Quase 4 anos longe das salas de aula e da minha matéria favorita: História do Brasil e mais Atualidades... Quase 4 anos esperando os senhores diretores das escolas ligarem, e alguns falarem para que eu esperasse 15 dias que estaria trabalhando...
Graças a alguns amigos, a Gislaine e a Nair, consegui aulas no Colégio Criativo - Balão Encantado, no Parque Vista Alegre. Anotem: esta escola vai crescer muito, a diretora é muito séria no trabalho com alunos e a coordenadora Nair, com anos de experiência procura trabalhar com ética e respeito, e através de um pacto ético, político, civil e profissional, levar ao aluno a responsabilidade e o compromisso, palavras que hoje em dia são jogadas na lata do lixo. Obrigado a todos amigos que torceram por este ex-professor desempregado.

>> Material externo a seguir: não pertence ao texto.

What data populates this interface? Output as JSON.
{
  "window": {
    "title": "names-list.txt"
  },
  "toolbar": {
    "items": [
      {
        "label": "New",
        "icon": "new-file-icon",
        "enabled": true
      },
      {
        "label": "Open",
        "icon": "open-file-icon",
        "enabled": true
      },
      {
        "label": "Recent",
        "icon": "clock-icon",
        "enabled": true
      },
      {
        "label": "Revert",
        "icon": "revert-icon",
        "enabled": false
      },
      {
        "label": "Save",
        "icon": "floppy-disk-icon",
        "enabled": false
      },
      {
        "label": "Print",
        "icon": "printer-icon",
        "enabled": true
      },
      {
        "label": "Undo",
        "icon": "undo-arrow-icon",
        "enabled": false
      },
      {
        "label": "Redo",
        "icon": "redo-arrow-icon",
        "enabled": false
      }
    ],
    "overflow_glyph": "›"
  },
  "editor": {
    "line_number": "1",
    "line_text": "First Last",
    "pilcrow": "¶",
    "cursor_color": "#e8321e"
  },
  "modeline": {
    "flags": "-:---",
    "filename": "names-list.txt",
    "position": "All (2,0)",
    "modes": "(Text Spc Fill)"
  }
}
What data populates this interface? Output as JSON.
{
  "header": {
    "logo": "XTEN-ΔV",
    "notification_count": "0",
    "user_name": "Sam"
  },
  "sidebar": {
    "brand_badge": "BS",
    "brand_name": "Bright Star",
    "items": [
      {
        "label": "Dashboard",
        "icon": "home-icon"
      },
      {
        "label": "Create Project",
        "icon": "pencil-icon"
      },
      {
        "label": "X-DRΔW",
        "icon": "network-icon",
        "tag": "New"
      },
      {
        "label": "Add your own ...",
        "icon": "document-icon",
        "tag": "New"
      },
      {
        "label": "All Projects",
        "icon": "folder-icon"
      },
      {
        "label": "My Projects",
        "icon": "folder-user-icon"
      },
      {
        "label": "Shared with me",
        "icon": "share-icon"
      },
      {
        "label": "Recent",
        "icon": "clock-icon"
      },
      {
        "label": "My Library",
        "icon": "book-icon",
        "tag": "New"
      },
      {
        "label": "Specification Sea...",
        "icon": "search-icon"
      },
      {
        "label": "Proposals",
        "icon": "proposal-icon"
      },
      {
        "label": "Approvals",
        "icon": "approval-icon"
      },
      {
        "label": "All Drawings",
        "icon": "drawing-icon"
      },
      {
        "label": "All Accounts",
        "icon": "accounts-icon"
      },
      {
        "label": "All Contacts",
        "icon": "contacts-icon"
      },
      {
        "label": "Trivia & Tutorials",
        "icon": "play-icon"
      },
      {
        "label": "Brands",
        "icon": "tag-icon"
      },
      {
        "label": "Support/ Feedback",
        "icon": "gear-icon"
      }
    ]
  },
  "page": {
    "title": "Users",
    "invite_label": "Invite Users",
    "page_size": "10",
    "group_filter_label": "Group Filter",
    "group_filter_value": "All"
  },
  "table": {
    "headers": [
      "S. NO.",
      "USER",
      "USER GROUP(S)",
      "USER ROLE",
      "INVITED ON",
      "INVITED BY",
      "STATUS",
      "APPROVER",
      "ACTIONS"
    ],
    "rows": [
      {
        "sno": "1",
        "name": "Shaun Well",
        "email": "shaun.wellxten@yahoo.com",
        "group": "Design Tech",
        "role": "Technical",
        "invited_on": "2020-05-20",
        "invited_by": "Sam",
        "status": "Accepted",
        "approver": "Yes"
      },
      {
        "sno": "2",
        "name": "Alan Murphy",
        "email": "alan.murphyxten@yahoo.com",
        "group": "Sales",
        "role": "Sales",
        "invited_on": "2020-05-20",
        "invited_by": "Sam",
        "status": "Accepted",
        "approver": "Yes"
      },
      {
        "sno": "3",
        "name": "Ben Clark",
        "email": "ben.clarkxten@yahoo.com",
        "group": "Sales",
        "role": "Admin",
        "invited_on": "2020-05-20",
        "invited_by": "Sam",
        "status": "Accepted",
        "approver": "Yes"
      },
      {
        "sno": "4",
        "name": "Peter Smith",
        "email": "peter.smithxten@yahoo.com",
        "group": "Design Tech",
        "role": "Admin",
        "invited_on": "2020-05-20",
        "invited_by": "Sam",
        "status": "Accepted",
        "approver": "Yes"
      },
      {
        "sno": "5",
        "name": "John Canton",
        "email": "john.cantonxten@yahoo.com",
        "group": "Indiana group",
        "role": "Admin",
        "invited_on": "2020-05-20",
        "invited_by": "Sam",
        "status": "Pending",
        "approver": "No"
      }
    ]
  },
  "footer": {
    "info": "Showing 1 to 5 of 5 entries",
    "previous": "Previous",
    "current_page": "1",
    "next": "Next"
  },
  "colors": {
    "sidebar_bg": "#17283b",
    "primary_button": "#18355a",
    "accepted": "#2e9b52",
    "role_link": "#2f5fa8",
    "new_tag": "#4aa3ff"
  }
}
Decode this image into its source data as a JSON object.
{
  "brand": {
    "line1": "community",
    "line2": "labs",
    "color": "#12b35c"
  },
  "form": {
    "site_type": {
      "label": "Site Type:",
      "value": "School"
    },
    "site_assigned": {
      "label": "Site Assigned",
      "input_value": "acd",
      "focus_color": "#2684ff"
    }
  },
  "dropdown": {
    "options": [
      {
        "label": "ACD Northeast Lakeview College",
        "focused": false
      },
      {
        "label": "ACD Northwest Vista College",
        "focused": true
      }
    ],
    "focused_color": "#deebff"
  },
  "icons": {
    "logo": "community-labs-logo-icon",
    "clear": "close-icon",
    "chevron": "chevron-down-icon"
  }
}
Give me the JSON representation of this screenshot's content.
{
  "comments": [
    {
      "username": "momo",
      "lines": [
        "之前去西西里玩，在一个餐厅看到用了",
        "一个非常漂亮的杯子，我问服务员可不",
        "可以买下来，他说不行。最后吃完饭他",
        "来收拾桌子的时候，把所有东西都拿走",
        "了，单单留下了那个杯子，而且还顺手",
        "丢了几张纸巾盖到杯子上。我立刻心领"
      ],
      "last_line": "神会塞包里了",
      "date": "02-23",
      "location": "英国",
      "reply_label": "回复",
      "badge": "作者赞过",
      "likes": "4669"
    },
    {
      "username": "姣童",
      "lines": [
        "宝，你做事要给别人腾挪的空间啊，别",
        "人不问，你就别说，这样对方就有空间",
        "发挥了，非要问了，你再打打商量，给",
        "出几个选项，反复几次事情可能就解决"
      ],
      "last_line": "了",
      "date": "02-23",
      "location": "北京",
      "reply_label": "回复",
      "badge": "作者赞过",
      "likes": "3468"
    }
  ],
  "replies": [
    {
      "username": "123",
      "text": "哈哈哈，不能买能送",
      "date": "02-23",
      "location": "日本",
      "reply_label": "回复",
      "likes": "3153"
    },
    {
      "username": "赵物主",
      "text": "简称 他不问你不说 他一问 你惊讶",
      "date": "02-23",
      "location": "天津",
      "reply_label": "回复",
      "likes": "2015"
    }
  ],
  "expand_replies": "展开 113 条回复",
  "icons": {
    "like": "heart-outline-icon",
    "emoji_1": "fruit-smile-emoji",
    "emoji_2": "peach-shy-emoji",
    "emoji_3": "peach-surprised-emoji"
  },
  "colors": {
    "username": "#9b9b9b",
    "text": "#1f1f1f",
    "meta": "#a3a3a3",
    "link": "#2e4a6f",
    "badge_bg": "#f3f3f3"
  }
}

Deus ilumine!
Quase 4 anos vendo as grifes escolares, quase comparadas à Daslu (e observem: tem “coisa” feita atrás disso)... Quase 4 anos vendo professores trabalharem na rede pública e privada, até aí tudo bem, precisando de grana! Mas fica uma pergunta e um desafio: onde é que os professores faltam; na pública ou na particular?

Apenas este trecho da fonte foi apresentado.